NOAA is watching for El Nino to develop by this fall
ANCHORAGE, Alaska (KTUU) - As Southcentral Alaska begins to warm up, so too do the waters in the tropical Pacific Ocean.
It’s a change from the past three years as La Nina — the cooling of those same waters — brought a roller coaster ride of temperature and precipitation to the state.
Now, in just over a month, the National Oceanic and Atmospheric Administration is seeing signs that the opposite phase, El Nino, is developing, and quickly. For that reason, NOAA issued an El Nino Watch.
El Nino is the warming of the tropical central and eastern Pacific waters. The heat from those waters helps to fuel thunderstorms tall and strong enough to influence the jetstream pattern around the world.
Climatologist Brian Brettschneider says the likelihood of El Nino occurring by the end of this year is pretty high.
“So if the forecast for an El Nino verifies and the current thinking is there’s an over 80% chance that will happen, we should expect a warm fall and a warm winter moving forward,” Brettschneider said.
Initially, for Alaska, there’s very little impact.
“In the summers, the impacts aren’t felt as strongly — or pretty much anywhere, at least, in the mid and high latitudes — the impacts in the summer are more focused in the tropical latitudes,” Brettschneider said.
Alaska won’t see the major influence of El Nino until later in the year.
“Once we hit the fall, and then the winter, the atmospheric circulation that is impacted by these El Nino conditions ... those do impact high latitudes and they tend to make us much cooler in La Nina periods and much warmer in El Nino periods,” Brettschneider said.
Looking back at climatology, there’s a pretty strong signal, at least for temperatures.
“El Nino winters are all warmer than normal, you know, so it’s is it going to be a little bit warmer than normal, or a lot warmer than normal? Below-normal winters are basically off the table in an El Nino winter.” Brettschneider said.

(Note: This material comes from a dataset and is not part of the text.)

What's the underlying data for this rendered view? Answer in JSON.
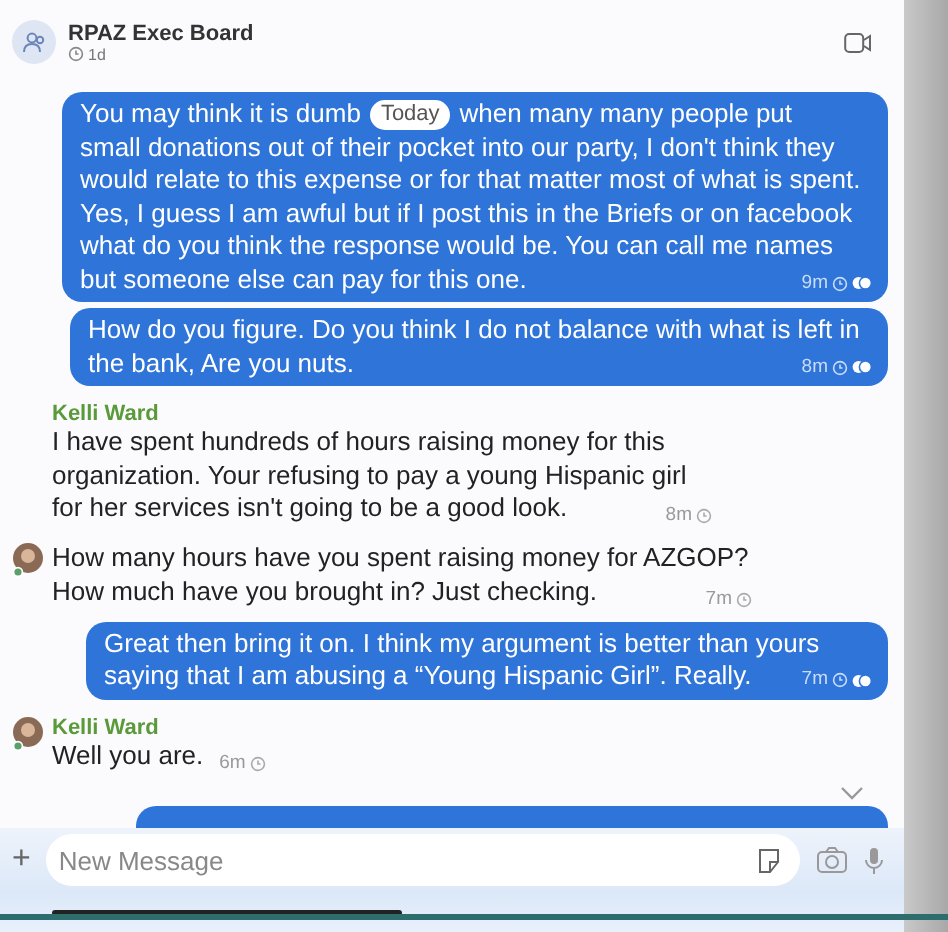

That means we could see more heavy wet snow events, or cold rain events, or even more freezing rain/ice events during the winter. As for the rest of the spring and summer, Brettschneider says temperature and precipitation are controlled by natural variability in the jetstream. So, there’s a 50% chance of seeing either a warm and dry season, a cool and wet season or a combination of both.